The diagnosis of Gaucher disease is established by a biochemical assay of glucocerebrosidase activity in white blood cells or skin fibroblasts with a reading generally < 30% of normal activity, depending on the laboratory used^[1]. Demonstration of two mutant alleles of the glucocerebrosidase gene provides diagnostic verification^[2].

Bone marrow biopsy has been used to ascertain the presence of Gaucher cells. However, pseudo-Gaucher cells often can lead to misdiagnoses such as chronic myelogenous leukaemia, acute myeloid leukaemia, Niemann-Pick disease, Hodgkin’s disease and centrocytic nodular non-Hodgkin’s lymphoma^[3]. Enzyme assay provides the confirmatory diagnosis.

For more information about laboratories in Belgium where testing for deficient glucocerebrosidase activity can be performed, see LSD specialized laboratories in Belgium

Gaucher disease can pose a challenge to diagnose, despite the availability today of accurate, non-invasive diagnostic tests mentioned above. Misdiagnosis is not unusual and it can delay treatment and thus compromise successful treatment outcomes.

The difficulty arises in part because of the relative rarity of the disease--some practitioners may not even consider testing specifically for it, especially since clinical signs and symptoms may suggest other diseases.^[4,5] Moreover, the disease's clinical course can be unpredictable; signs and symptoms may take years to emerge and may progress at varying rates,^[4,5] further complicating the question of which tests to order.

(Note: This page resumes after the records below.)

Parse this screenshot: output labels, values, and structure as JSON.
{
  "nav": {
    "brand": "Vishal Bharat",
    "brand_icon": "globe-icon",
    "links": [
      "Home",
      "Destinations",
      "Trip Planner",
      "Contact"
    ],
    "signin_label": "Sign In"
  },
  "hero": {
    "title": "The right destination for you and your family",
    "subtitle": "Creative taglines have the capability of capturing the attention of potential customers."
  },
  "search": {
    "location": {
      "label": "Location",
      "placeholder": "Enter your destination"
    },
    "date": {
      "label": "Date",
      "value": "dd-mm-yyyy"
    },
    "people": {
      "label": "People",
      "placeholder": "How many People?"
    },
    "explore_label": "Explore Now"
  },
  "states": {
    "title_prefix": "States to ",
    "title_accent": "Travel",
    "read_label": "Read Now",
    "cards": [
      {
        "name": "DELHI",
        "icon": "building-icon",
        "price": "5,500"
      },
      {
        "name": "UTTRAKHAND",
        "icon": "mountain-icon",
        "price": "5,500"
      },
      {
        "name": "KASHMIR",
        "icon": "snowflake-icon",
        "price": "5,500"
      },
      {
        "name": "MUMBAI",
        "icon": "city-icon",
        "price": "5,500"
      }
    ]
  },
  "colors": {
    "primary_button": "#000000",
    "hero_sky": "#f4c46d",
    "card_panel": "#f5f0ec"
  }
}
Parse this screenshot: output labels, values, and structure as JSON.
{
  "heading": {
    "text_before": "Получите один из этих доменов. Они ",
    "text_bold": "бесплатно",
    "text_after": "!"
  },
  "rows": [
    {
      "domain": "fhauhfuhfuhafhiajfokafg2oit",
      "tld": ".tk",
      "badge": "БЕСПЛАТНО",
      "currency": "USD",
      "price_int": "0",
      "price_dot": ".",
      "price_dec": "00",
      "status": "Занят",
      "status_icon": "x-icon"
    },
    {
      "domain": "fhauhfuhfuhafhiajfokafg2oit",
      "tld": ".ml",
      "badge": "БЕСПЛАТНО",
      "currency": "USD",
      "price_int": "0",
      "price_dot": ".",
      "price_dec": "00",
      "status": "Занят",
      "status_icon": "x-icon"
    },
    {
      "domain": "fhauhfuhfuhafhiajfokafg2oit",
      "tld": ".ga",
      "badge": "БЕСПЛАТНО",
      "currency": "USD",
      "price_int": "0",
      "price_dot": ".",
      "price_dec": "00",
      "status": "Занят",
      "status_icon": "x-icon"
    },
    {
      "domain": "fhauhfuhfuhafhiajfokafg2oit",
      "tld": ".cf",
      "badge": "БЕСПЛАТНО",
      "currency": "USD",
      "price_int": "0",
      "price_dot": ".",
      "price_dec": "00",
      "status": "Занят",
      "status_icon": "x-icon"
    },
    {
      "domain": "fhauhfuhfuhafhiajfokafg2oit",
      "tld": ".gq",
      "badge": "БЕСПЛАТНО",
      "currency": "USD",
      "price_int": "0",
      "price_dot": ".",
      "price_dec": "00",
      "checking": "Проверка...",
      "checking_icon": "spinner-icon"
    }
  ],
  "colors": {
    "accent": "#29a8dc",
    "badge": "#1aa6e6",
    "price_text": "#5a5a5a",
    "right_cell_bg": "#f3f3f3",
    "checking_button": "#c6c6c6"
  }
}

Many of Gaucher disease's presenting symptoms--from distended abdomen to bone pain to hematological complications--are found with other more common diseases. Thus it's not unusual for physicians to suspect other disorders and initially misdiagnose Gaucher patients. Some of the most common misdiagnoses include: ^[6]

Leukemia

Lymphoma

Bleeding disorders

Osteomyelitis

Legg-Calvé-Perthes

References

1. Aerts JMFG, Boot RG, Renkema GH, et al: Molecular and biochemical abnormalities of Gaucher disease: chitotriosidase, a newly identified biochemical marker. Seminars in Hematology 32(3, suppl 1):10-13, 1995

2. Duursma SA, Aerts JMFG, Belmatoug N, et al: Management of Gaucher disease. Current status and future directions. A roundtable discussion. Seminars in Hematology 32(3, suppl 1):45-52, 1995

3. Alterini R, Rigacci L, Stafanacci S: Pseudo-Gaucher cells in the bone marrow of a patient with centrocytic nodular non-Hodgkin’s Lymphoma. Haematologica 81:282-283, 1996

4. Beutler E, Grabowski G. Gaucher disease. In:Scriber CR, Beaudet AL, Sly WS, et al, eds. The Metabolic and Molecular Bases of Inherited Disease. 7th ed. New York, NY: McGraw-Hill; 1995;2:2641-2661.

5. Cox TM, Schofield JP. Gaucher's disease: clinical features and natural history. Bailliere's Clinical Haematology. 1997;10(4):657-689.

6. Grabowski GA. Lysosomal storage diseases. In: Braunwald E, Fauci AS, eds. Harrison's Principles of Internal Medicine. 15th ed. New York, NY: McGraw-Hill; 2001:2276-2281.